Though Advani wanted to step down as leader of the opposition after the Lok Sabha verdict came out on May 16, he has been ‘persuaded’ to stay on in the position for the time being. This is making the task of the BJP charting out a new course even more difficult. The BJP has a number of younger leaders such as Arun Jaitley, Sushma Swaraj and Rajnath Singh, who should be able to fill the void created by the departure of Atal Behari Vajpayee and Lal Krishan Advani. The sooner a new leadership takes over, the better it would be for the party.



Differences within the BJP are coming to the fore on the successor to Advani and the future agenda of the party. Senior party leader Jaswant Singh’s calling for fixing accountability for the party’s defeat and tacitly opposing Advani’s continuation as leader of the opposition in the Lok Sabha is a case in point.



But the BJP requires not only a new leadership but also a new agenda. Arousing passions in the name of building a Ram temple at Ayodhya has run its course and is no longer a live issue. Introduction of the common civil code and revocation of Article 370 which confers a special status on Kashmir will also not yield electoral dividends.



On the other hand, there is no dearth of issues which are crying to be taken up. Ending corruption in the body politic and in all walks of life is an issue, whose time has come. People are fed up with the system of governance that has made corruption endemic. The judicial system needs urgent reforms so that a litigant can get justice in his lifetime.



Come to think of it, building of an inclusive society brooks no further delay. Instead of focusing on only a segment of society, political parties could try to create a system, where the have-nots also have a voice and a place. The BJP can regain its nationalist agenda if it tries to reach out to all sections, because that is the only way to create a strong and resurgent India.



But will the BJP seize the opportunity. If the party gets a new and dynamic leadership prepared to break fresh ground, there would be hope for it. But if the party continues to be tied to the apron strings of the RSS, and continues to follow the agenda of the Nagpur based parent organization to the dot, the prospects of rejuvenation will not be too bright. Over the years, the RSS has been, on the surface, disassociating itself from the day-to-day functioning of the BJP, but the RSS stranglehold over its political wing is still too direct and too absolute. At the central as well as state levels, an RSS nominee is generally appointed organizing secretary, who has a powerful say in the party functioning.



In recent years, the most striking example of RSS interference in BJP’s functioning came when L.K. Advani was ousted as party president after his remarks on a Pakistan visit on that country’s founder, Mohammed Ali Jinnah’s secular credentials.

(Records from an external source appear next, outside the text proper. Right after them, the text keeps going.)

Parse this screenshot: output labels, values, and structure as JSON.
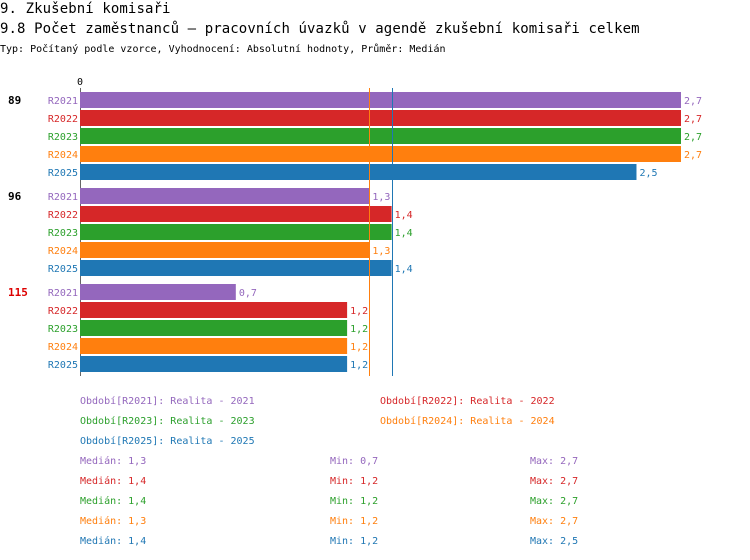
{
  "header": {
    "title": "9. Zkušební komisaři",
    "subtitle": "9.8 Počet zaměstnanců – pracovních úvazků v agendě zkušební komisaři celkem",
    "type_line": "Typ: Počítaný podle vzorce, Vyhodnocení: Absolutní hodnoty, Průměr: Medián"
  },
  "chart_data": {
    "type": "bar",
    "orientation": "horizontal",
    "x_axis_zero_label": "0",
    "xlim": [
      0,
      2.7
    ],
    "series_names": [
      "R2021",
      "R2022",
      "R2023",
      "R2024",
      "R2025"
    ],
    "colors": {
      "R2021": "#9467bd",
      "R2022": "#d62728",
      "R2023": "#2ca02c",
      "R2024": "#ff7f0e",
      "R2025": "#1f77b4"
    },
    "groups": [
      {
        "label": "89",
        "label_color": "#000000",
        "bars": [
          {
            "series": "R2021",
            "value": 2.7,
            "value_label": "2,7"
          },
          {
            "series": "R2022",
            "value": 2.7,
            "value_label": "2,7"
          },
          {
            "series": "R2023",
            "value": 2.7,
            "value_label": "2,7"
          },
          {
            "series": "R2024",
            "value": 2.7,
            "value_label": "2,7"
          },
          {
            "series": "R2025",
            "value": 2.5,
            "value_label": "2,5"
          }
        ]
      },
      {
        "label": "96",
        "label_color": "#000000",
        "bars": [
          {
            "series": "R2021",
            "value": 1.3,
            "value_label": "1,3"
          },
          {
            "series": "R2022",
            "value": 1.4,
            "value_label": "1,4"
          },
          {
            "series": "R2023",
            "value": 1.4,
            "value_label": "1,4"
          },
          {
            "series": "R2024",
            "value": 1.3,
            "value_label": "1,3"
          },
          {
            "series": "R2025",
            "value": 1.4,
            "value_label": "1,4"
          }
        ]
      },
      {
        "label": "115",
        "label_color": "#dd0000",
        "bars": [
          {
            "series": "R2021",
            "value": 0.7,
            "value_label": "0,7"
          },
          {
            "series": "R2022",
            "value": 1.2,
            "value_label": "1,2"
          },
          {
            "series": "R2023",
            "value": 1.2,
            "value_label": "1,2"
          },
          {
            "series": "R2024",
            "value": 1.2,
            "value_label": "1,2"
          },
          {
            "series": "R2025",
            "value": 1.2,
            "value_label": "1,2"
          }
        ]
      }
    ],
    "reference_lines": [
      {
        "series": "R2024",
        "value": 1.3
      },
      {
        "series": "R2025",
        "value": 1.4
      }
    ]
  },
  "legend": {
    "periods": [
      {
        "series": "R2021",
        "text": "Období[R2021]: Realita - 2021"
      },
      {
        "series": "R2022",
        "text": "Období[R2022]: Realita - 2022"
      },
      {
        "series": "R2023",
        "text": "Období[R2023]: Realita - 2023"
      },
      {
        "series": "R2024",
        "text": "Období[R2024]: Realita - 2024"
      },
      {
        "series": "R2025",
        "text": "Období[R2025]: Realita - 2025"
      }
    ],
    "stats": [
      {
        "series": "R2021",
        "median": "Medián: 1,3",
        "min": "Min: 0,7",
        "max": "Max: 2,7"
      },
      {
        "series": "R2022",
        "median": "Medián: 1,4",
        "min": "Min: 1,2",
        "max": "Max: 2,7"
      },
      {
        "series": "R2023",
        "median": "Medián: 1,4",
        "min": "Min: 1,2",
        "max": "Max: 2,7"
      },
      {
        "series": "R2024",
        "median": "Medián: 1,3",
        "min": "Min: 1,2",
        "max": "Max: 2,7"
      },
      {
        "series": "R2025",
        "median": "Medián: 1,4",
        "min": "Min: 1,2",
        "max": "Max: 2,5"
      }
    ]
  }
}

And a couple of years later, the RSS accepted Advani as the BJP’s prime ministerial candidate in the recently held Lok Sabha elections after it became clear that Rajnath Singh, the successor to Advani as party president, did not have the stature and all round support to be projected to the voters as the party’s next face.

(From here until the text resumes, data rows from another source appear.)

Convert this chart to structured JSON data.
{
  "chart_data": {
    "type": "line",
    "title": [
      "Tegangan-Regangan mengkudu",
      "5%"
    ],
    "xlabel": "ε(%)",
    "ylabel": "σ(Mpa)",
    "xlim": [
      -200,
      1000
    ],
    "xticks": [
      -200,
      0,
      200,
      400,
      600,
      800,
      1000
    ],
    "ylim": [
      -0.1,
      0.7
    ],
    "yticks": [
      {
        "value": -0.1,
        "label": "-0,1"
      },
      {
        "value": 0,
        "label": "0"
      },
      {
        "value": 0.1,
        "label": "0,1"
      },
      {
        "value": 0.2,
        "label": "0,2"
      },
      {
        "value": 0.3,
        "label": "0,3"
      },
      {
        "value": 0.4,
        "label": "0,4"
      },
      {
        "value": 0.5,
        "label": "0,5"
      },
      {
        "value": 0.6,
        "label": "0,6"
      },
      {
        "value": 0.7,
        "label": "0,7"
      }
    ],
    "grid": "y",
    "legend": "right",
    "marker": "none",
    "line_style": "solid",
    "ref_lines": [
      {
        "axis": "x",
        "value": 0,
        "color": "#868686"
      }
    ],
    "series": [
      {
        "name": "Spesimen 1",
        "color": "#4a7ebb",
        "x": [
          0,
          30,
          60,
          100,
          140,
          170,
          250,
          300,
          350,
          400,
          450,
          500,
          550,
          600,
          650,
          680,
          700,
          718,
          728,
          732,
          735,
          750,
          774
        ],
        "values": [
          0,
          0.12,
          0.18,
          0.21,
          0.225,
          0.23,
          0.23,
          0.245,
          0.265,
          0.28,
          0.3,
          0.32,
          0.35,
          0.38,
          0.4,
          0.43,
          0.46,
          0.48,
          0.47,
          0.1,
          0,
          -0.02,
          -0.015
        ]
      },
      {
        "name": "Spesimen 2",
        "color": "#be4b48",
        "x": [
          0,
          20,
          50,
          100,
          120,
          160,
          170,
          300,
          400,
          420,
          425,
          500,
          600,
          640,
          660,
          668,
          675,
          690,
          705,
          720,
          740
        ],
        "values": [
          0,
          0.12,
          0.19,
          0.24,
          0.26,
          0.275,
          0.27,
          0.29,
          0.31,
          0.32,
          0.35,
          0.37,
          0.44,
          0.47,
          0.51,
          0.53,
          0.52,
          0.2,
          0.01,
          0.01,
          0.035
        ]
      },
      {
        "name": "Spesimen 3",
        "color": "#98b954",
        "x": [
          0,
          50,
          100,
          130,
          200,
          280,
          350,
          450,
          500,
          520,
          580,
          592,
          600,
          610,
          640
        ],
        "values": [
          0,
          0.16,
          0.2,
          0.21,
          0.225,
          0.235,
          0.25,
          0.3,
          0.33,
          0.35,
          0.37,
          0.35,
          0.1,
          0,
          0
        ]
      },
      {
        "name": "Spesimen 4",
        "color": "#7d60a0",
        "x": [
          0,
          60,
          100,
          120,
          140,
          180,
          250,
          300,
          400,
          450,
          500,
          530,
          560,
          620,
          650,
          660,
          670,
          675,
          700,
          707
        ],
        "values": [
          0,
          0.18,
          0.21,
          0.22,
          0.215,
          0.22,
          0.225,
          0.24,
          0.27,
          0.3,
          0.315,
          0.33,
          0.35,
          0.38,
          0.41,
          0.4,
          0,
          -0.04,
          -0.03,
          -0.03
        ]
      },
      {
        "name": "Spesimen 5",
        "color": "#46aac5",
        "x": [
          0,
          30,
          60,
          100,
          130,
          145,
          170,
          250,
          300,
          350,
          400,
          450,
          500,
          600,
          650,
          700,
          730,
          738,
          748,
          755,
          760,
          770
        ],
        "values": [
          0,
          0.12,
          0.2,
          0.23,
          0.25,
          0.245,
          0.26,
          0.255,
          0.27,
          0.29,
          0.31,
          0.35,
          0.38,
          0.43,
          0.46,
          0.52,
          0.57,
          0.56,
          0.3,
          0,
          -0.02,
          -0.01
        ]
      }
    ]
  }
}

Following the party’s poll debacle, both Advani and Rajnath Singh met RSS chief Mohanrao Bhagwat to discuss the situation. Reports emerging from the meetings are not very encouraging. There appears to be a strong section in the RSS, as also in the BJP, in favor of back-tracking to its hard line Hindutva agenda. But such elements do not realize that you cannot play the same card again and again. There would be hope for the BJP if the younger elements put their heads together and devise a new agenda for the party, which reflects what the people are looking for – an organization which can contribute to the building of an inclusive and strong India.